Софья Николаевна и здесь становится помощницей мужу — он даже оставляет на нее дела Артели и бытовые вопросы, уезжая на заработки в Москву. Соня не подведет, она все понимает, она всегда рядом. Крамской между делами Артели, заработками — а это все чаще портреты, вкус к которым российская публика почувствовала быстро — пишет свою жену. Софья Николаевна изображена на полотнах «Семья художника» (1866, Третьяковская галерея), «За чтением. Портрет Софьи Николаевны Крамской» (1866-1869, Третьяковская галерея) и так далее. В 1879 году появляется полный драматизма портрет уже немолодой Софьи Николаевны — он также хранится в Третьяковской галерее. Внимательный взгляд печальных глаз, спрятанные руки, которые модель не хочет демонстрировать, точно как женщины с советских фотоснимков, скрывающие отсутствие маникюра. Но здесь-то не в маникюре дело, просто Софья Николаевна отлично знает, что положение рук может проговориться слишком уж о многом. Приоткрытый рот, едва не выпорхнувшее слово, кудрявый завиток на лбу — кажется, что в этой женщине нет и следа прежней Софьи, той, что запечатлена на пленительном портрете 1863 года. Это самый расцвет их любви, и юная Софья здесь смотрит не в глаза зрителю, как на других портретах, а в сторону — как бы опасаясь прямого взгляда, избегая его. Сравните этот портрет с «Неизвестной» — и удивитесь, узнав сходство черт лица при полном различии их выражений. Что совпадает? Брови, нос, рисунок губ, пожалуй, овал лица. Та и другая — брюнетки. Лоб «Неизвестной» наполовину прикрыт модной шляпкой фасона «Франциск», но он, конечно же, высокий — такой же, как у Софьи Николаевны. На этом сходство заканчивается. «Неизвестная» не сводит взгляда со зрителя, и зритель чувствует себя при этом некой помехой на пути. Она едет куда-то «одна в двухместной коляске», что очень беспокоило современников, так как считалось неприличным. Морозный день, вероятно, февраль, ранние сумерки… Позади «Неизвестной» — Аничков дворец. Куда она едет — в театр, на свидание, в гости?.. Мог ли Крамской изобразить здесь Софью в молодости, нарядив ее по последней моде («Неизвестная» выглядит как картинка из журнала — и это тоже с некоторым осуждением отмечали современники) и усадив в коляску? Такое было совсем не в его духе.

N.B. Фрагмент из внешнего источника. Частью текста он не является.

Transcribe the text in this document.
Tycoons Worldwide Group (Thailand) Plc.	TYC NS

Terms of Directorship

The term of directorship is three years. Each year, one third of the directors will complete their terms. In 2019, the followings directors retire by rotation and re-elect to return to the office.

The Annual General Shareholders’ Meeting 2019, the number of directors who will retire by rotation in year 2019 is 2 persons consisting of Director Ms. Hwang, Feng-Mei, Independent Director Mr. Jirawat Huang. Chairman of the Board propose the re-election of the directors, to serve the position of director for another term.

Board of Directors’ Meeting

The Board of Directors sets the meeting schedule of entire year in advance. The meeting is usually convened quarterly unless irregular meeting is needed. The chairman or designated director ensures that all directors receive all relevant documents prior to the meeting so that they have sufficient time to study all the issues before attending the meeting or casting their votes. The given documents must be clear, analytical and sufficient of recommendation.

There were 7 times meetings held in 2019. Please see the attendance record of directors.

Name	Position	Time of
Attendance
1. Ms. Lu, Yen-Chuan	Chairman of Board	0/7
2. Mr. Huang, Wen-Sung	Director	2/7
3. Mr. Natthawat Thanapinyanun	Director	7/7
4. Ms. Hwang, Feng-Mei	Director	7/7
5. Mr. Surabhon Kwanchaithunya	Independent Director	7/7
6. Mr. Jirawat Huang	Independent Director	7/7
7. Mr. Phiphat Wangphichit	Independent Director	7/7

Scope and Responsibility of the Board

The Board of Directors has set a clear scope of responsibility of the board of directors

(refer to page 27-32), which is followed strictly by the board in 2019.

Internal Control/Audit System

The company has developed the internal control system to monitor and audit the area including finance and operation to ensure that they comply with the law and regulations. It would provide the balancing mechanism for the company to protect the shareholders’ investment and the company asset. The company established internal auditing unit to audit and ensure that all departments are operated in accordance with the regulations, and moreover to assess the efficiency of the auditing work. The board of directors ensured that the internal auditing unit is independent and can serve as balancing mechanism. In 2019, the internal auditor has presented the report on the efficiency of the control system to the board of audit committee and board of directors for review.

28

В том же 1883 году Крамской пишет еще один портрет молодой женщины «на пленэре» — племянница художника Людмила Федоровна Крамская (в замужестве Агапитова) запечатлена полулежа на траве в жаркий летний день. Этот солнечный портрет («Женщина с зонтиком (В траве. Полдень)», Нижний Новгород, Государственный художественный музей) Крамской упоминает в одном из писем как «этюд молодой дамы, красавицы, изображенной во время прогулки: вещь небольшая, но, кажется, удачная». Лицо модели, позировавшей для этого портрета, напоминает «Неизвестную» сильнее, чем Софья Николаевна в юности, — но сходство тоже ограниченное. Брови, рисунок рта, темные вьющиеся волосы — вот, пожалуй, и все. Совсем иной овал и цвет лица, нос, выражение лица, взгляд. Не говоря уже о позе и костюме — невозможно вообразить «Неизвестную» под зонтом среди одуванчиков. Так что это, скорее всего, не Людмила. И не Софья.

 

Не Анна

 

Одаренный портретист, Крамской быстро стал популярным среди петербургской знати, заполучить портрет его кисти считалось удачей. Техника, в которой он работал, на первый взгляд кажется простой — имитация фотографии, белила, итальянский карандаш, — но на самом деле к каждому портрету художник искал особый подход. Одни писались будто бы сами по себе, другие же никак не давались, были точно заколдованными — здесь можно назвать портрет поэта Кольцова, так и не исполненный, пусть и оплаченный Третьяковым, и портрет Тургенева, писать который Крамской отказался («Что за странность с этим лицом? И отчего оно не дается?»). Но таких было меньше, ведь в целом Крамской прекрасно умел обуздывать свое вдохновение, направлять творческий порыв в нужное русло, в общем, его муза довольно скоро превратилась в рабочую лошадку — пусть сам художник не всегда мог в этом сознаться.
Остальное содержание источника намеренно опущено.